Devices used to monitor a diabetic's blood pressure and glucose levels, for example, could store the generated vital-signs data and transmit it in a standard format to the healthcare providers via the web.

"Working with IBM, the University of Florida is dedicated to designing new services-oriented programming models that help system integrators and enterprises focus on higher-level functionality and provide higher levels of abstraction in a given physical realm," said Dr Sumi Helal, professor of computer and information science and engineering at the University of Florida.

"By bridging the physical and digital realms with a known service or set of services, we will unlock the potential to enable the next generation of internet-based enterprise systems."

The overall aim is to provide a roadmap that details ways of extending the system to all kinds of wired and wireless devices.

The team believes that by using open standards in the embedded-device and IT domains, this technology will enable automatically recognised devices to send the information they gather to authorised personnel.

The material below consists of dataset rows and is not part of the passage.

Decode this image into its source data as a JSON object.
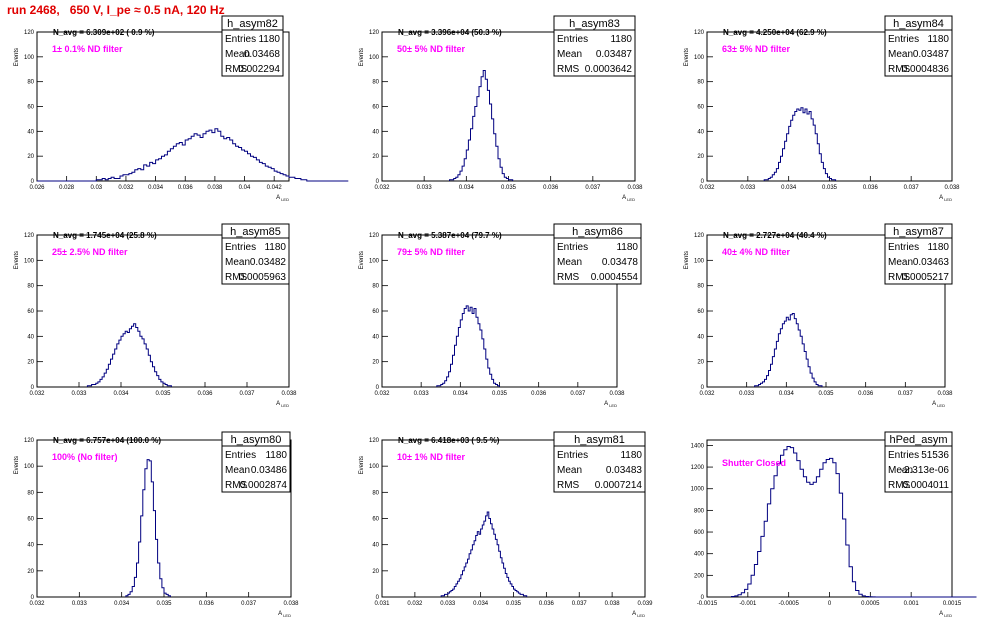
{
  "title": "run 2468,   650 V, I_pe ≈ 0.5 nA, 120 Hz",
  "colors": {
    "title": "#e00000",
    "histogram": "#000080",
    "annotation": "#ff00ff"
  },
  "chart_data": [
    {
      "type": "histogram",
      "hist_name": "h_asym82",
      "annotation_avg": "N_avg = 6.309e+02 ( 0.9 %)",
      "annotation_filter": "1± 0.1% ND filter",
      "stats": {
        "entries": "1180",
        "mean": "0.03468",
        "rms": "0.002294"
      },
      "xlabel": "A_LED",
      "ylabel": "Events",
      "xlim": [
        0.026,
        0.043
      ],
      "ylim": [
        0,
        120
      ],
      "x_ticks": [
        0.026,
        0.028,
        0.03,
        0.032,
        0.034,
        0.036,
        0.038,
        0.04,
        0.042
      ],
      "y_ticks": [
        0,
        20,
        40,
        60,
        80,
        100,
        120
      ],
      "bin_start": 0.026,
      "bin_width": 0.0002,
      "counts": [
        0,
        0,
        0,
        0,
        0,
        0,
        0,
        0,
        0,
        0,
        0,
        0,
        0,
        0,
        0,
        0,
        0,
        0,
        0,
        0,
        1,
        1,
        2,
        1,
        2,
        3,
        2,
        2,
        4,
        5,
        5,
        6,
        7,
        9,
        10,
        9,
        13,
        12,
        15,
        14,
        17,
        18,
        20,
        21,
        24,
        26,
        28,
        30,
        31,
        29,
        33,
        34,
        36,
        38,
        37,
        35,
        38,
        40,
        41,
        39,
        42,
        40,
        36,
        34,
        35,
        33,
        30,
        28,
        27,
        25,
        24,
        22,
        20,
        19,
        17,
        15,
        14,
        12,
        11,
        10,
        8,
        7,
        6,
        5,
        4,
        3,
        3,
        2,
        2,
        1,
        1,
        0,
        0,
        0,
        0,
        0,
        0,
        0,
        0,
        0,
        0,
        0,
        0,
        0,
        0
      ]
    },
    {
      "type": "histogram",
      "hist_name": "h_asym83",
      "annotation_avg": "N_avg = 3.396e+04 (50.3 %)",
      "annotation_filter": "50± 5% ND filter",
      "stats": {
        "entries": "1180",
        "mean": "0.03487",
        "rms": "0.0003642"
      },
      "xlabel": "A_LED",
      "ylabel": "Events",
      "xlim": [
        0.032,
        0.038
      ],
      "ylim": [
        0,
        120
      ],
      "x_ticks": [
        0.032,
        0.033,
        0.034,
        0.035,
        0.036,
        0.037,
        0.038
      ],
      "y_ticks": [
        0,
        20,
        40,
        60,
        80,
        100,
        120
      ],
      "bin_start": 0.0336,
      "bin_width": 5e-05,
      "counts": [
        1,
        1,
        2,
        3,
        5,
        8,
        12,
        18,
        25,
        33,
        42,
        52,
        60,
        68,
        76,
        84,
        89,
        82,
        73,
        62,
        50,
        38,
        28,
        18,
        11,
        6,
        3,
        2,
        1,
        1
      ]
    },
    {
      "type": "histogram",
      "hist_name": "h_asym84",
      "annotation_avg": "N_avg = 4.250e+04 (62.9 %)",
      "annotation_filter": "63± 5% ND filter",
      "stats": {
        "entries": "1180",
        "mean": "0.03487",
        "rms": "0.0004836"
      },
      "xlabel": "A_LED",
      "ylabel": "Events",
      "xlim": [
        0.032,
        0.038
      ],
      "ylim": [
        0,
        120
      ],
      "x_ticks": [
        0.032,
        0.033,
        0.034,
        0.035,
        0.036,
        0.037,
        0.038
      ],
      "y_ticks": [
        0,
        20,
        40,
        60,
        80,
        100,
        120
      ],
      "bin_start": 0.0334,
      "bin_width": 5e-05,
      "counts": [
        1,
        1,
        2,
        3,
        5,
        7,
        10,
        15,
        20,
        26,
        32,
        38,
        44,
        49,
        53,
        56,
        58,
        57,
        59,
        55,
        58,
        54,
        56,
        50,
        45,
        38,
        30,
        22,
        15,
        10,
        6,
        3,
        2,
        1,
        1
      ]
    },
    {
      "type": "histogram",
      "hist_name": "h_asym85",
      "annotation_avg": "N_avg = 1.745e+04 (25.8 %)",
      "annotation_filter": "25± 2.5% ND filter",
      "stats": {
        "entries": "1180",
        "mean": "0.03482",
        "rms": "0.0005963"
      },
      "xlabel": "A_LED",
      "ylabel": "Events",
      "xlim": [
        0.032,
        0.038
      ],
      "ylim": [
        0,
        120
      ],
      "x_ticks": [
        0.032,
        0.033,
        0.034,
        0.035,
        0.036,
        0.037,
        0.038
      ],
      "y_ticks": [
        0,
        20,
        40,
        60,
        80,
        100,
        120
      ],
      "bin_start": 0.0332,
      "bin_width": 5e-05,
      "counts": [
        1,
        1,
        2,
        2,
        3,
        4,
        6,
        8,
        11,
        14,
        18,
        22,
        26,
        30,
        34,
        37,
        40,
        42,
        44,
        43,
        46,
        48,
        50,
        47,
        44,
        40,
        38,
        34,
        30,
        25,
        20,
        16,
        12,
        9,
        6,
        4,
        3,
        2,
        1,
        1
      ]
    },
    {
      "type": "histogram",
      "hist_name": "h_asym86",
      "annotation_avg": "N_avg = 5.387e+04 (79.7 %)",
      "annotation_filter": "79± 5% ND filter",
      "stats": {
        "entries": "1180",
        "mean": "0.03478",
        "rms": "0.0004554"
      },
      "xlabel": "A_LED",
      "ylabel": "Events",
      "xlim": [
        0.032,
        0.038
      ],
      "ylim": [
        0,
        120
      ],
      "x_ticks": [
        0.032,
        0.033,
        0.034,
        0.035,
        0.036,
        0.037,
        0.038
      ],
      "y_ticks": [
        0,
        20,
        40,
        60,
        80,
        100,
        120
      ],
      "bin_start": 0.0334,
      "bin_width": 5e-05,
      "counts": [
        1,
        1,
        2,
        3,
        5,
        8,
        12,
        18,
        25,
        33,
        40,
        47,
        53,
        58,
        62,
        64,
        60,
        63,
        58,
        62,
        55,
        50,
        45,
        38,
        30,
        22,
        15,
        10,
        6,
        3,
        2,
        1
      ]
    },
    {
      "type": "histogram",
      "hist_name": "h_asym87",
      "annotation_avg": "N_avg = 2.727e+04 (40.4 %)",
      "annotation_filter": "40± 4% ND filter",
      "stats": {
        "entries": "1180",
        "mean": "0.03463",
        "rms": "0.0005217"
      },
      "xlabel": "A_LED",
      "ylabel": "Events",
      "xlim": [
        0.032,
        0.038
      ],
      "ylim": [
        0,
        120
      ],
      "x_ticks": [
        0.032,
        0.033,
        0.034,
        0.035,
        0.036,
        0.037,
        0.038
      ],
      "y_ticks": [
        0,
        20,
        40,
        60,
        80,
        100,
        120
      ],
      "bin_start": 0.0332,
      "bin_width": 5e-05,
      "counts": [
        1,
        1,
        2,
        3,
        4,
        6,
        9,
        13,
        18,
        24,
        30,
        36,
        42,
        46,
        50,
        52,
        55,
        53,
        57,
        58,
        54,
        50,
        45,
        40,
        34,
        28,
        22,
        16,
        11,
        7,
        4,
        2,
        1,
        1
      ]
    },
    {
      "type": "histogram",
      "hist_name": "h_asym80",
      "annotation_avg": "N_avg = 6.757e+04 (100.0 %)",
      "annotation_filter": "100% (No filter)",
      "stats": {
        "entries": "1180",
        "mean": "0.03486",
        "rms": "0.0002874"
      },
      "xlabel": "A_LED",
      "ylabel": "Events",
      "xlim": [
        0.032,
        0.038
      ],
      "ylim": [
        0,
        120
      ],
      "x_ticks": [
        0.032,
        0.033,
        0.034,
        0.035,
        0.036,
        0.037,
        0.038
      ],
      "y_ticks": [
        0,
        20,
        40,
        60,
        80,
        100,
        120
      ],
      "bin_start": 0.0341,
      "bin_width": 5e-05,
      "counts": [
        1,
        2,
        4,
        8,
        15,
        26,
        42,
        62,
        82,
        98,
        105,
        104,
        88,
        66,
        44,
        26,
        14,
        7,
        3,
        2,
        1
      ]
    },
    {
      "type": "histogram",
      "hist_name": "h_asym81",
      "annotation_avg": "N_avg = 6.418e+03 ( 9.5 %)",
      "annotation_filter": "10± 1% ND filter",
      "stats": {
        "entries": "1180",
        "mean": "0.03483",
        "rms": "0.0007214"
      },
      "xlabel": "A_LED",
      "ylabel": "Events",
      "xlim": [
        0.031,
        0.039
      ],
      "ylim": [
        0,
        120
      ],
      "x_ticks": [
        0.031,
        0.032,
        0.033,
        0.034,
        0.035,
        0.036,
        0.037,
        0.038,
        0.039
      ],
      "y_ticks": [
        0,
        20,
        40,
        60,
        80,
        100,
        120
      ],
      "bin_start": 0.0328,
      "bin_width": 5e-05,
      "counts": [
        1,
        1,
        2,
        2,
        3,
        4,
        5,
        6,
        8,
        10,
        12,
        14,
        17,
        20,
        23,
        26,
        29,
        33,
        36,
        40,
        43,
        47,
        50,
        48,
        52,
        55,
        58,
        62,
        65,
        60,
        56,
        52,
        48,
        44,
        40,
        35,
        30,
        26,
        22,
        18,
        15,
        12,
        10,
        8,
        6,
        5,
        4,
        3,
        2,
        2,
        1,
        1
      ]
    },
    {
      "type": "histogram",
      "hist_name": "hPed_asym",
      "annotation_avg": "",
      "annotation_filter": "Shutter Closed",
      "stats": {
        "entries": "51536",
        "mean": "-2.313e-06",
        "rms": "0.0004011"
      },
      "xlabel": "A_LED",
      "ylabel": "",
      "xlim": [
        -0.0015,
        0.0015
      ],
      "ylim": [
        0,
        1450
      ],
      "x_ticks": [
        -0.0015,
        -0.001,
        -0.0005,
        0,
        0.0005,
        0.001,
        0.0015
      ],
      "x_tick_labels": [
        "-0.0015",
        "-0.001",
        "-0.0005",
        "0",
        "0.0005",
        "0.001",
        "0.0015"
      ],
      "y_ticks": [
        0,
        200,
        400,
        600,
        800,
        1000,
        1200,
        1400
      ],
      "bin_start": -0.0012,
      "bin_width": 4e-05,
      "counts": [
        5,
        10,
        20,
        40,
        70,
        120,
        200,
        300,
        420,
        560,
        700,
        860,
        1000,
        1120,
        1230,
        1310,
        1360,
        1390,
        1380,
        1330,
        1260,
        1180,
        1110,
        1060,
        1040,
        1060,
        1110,
        1180,
        1240,
        1270,
        1280,
        1240,
        1140,
        960,
        720,
        480,
        280,
        140,
        60,
        25,
        10,
        5,
        2,
        1,
        0,
        0,
        0,
        0,
        0,
        0,
        0,
        0,
        0,
        0,
        0,
        0,
        0,
        0,
        0,
        0,
        0,
        0,
        0,
        0,
        0,
        0,
        0,
        0,
        0,
        0,
        0,
        0,
        0,
        0,
        0
      ]
    }
  ]
}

This would provide patient status updates, and alert the authorities in the event of an emergency.

"While the monitoring and control of physical environments is not new, embedded-systems developers have traditionally built complex systems in closed environments," said Richard Bakalar, chief medical officer at IBM.

"The University of Florida and IBM see the need and the opportunity to integrate the physical world of sensors and other devices directly into enterprise systems.

"Doing so in an open environment will remove the market inhibitors that impede innovation in critical industries like healthcare, and open a broader device market fuelled by uninterrupted networking."

The systems could also be applied to a broad set of industries outside healthcare, such as wholesalers, retailers and distributors, military control centres and shippers of hazardous materials.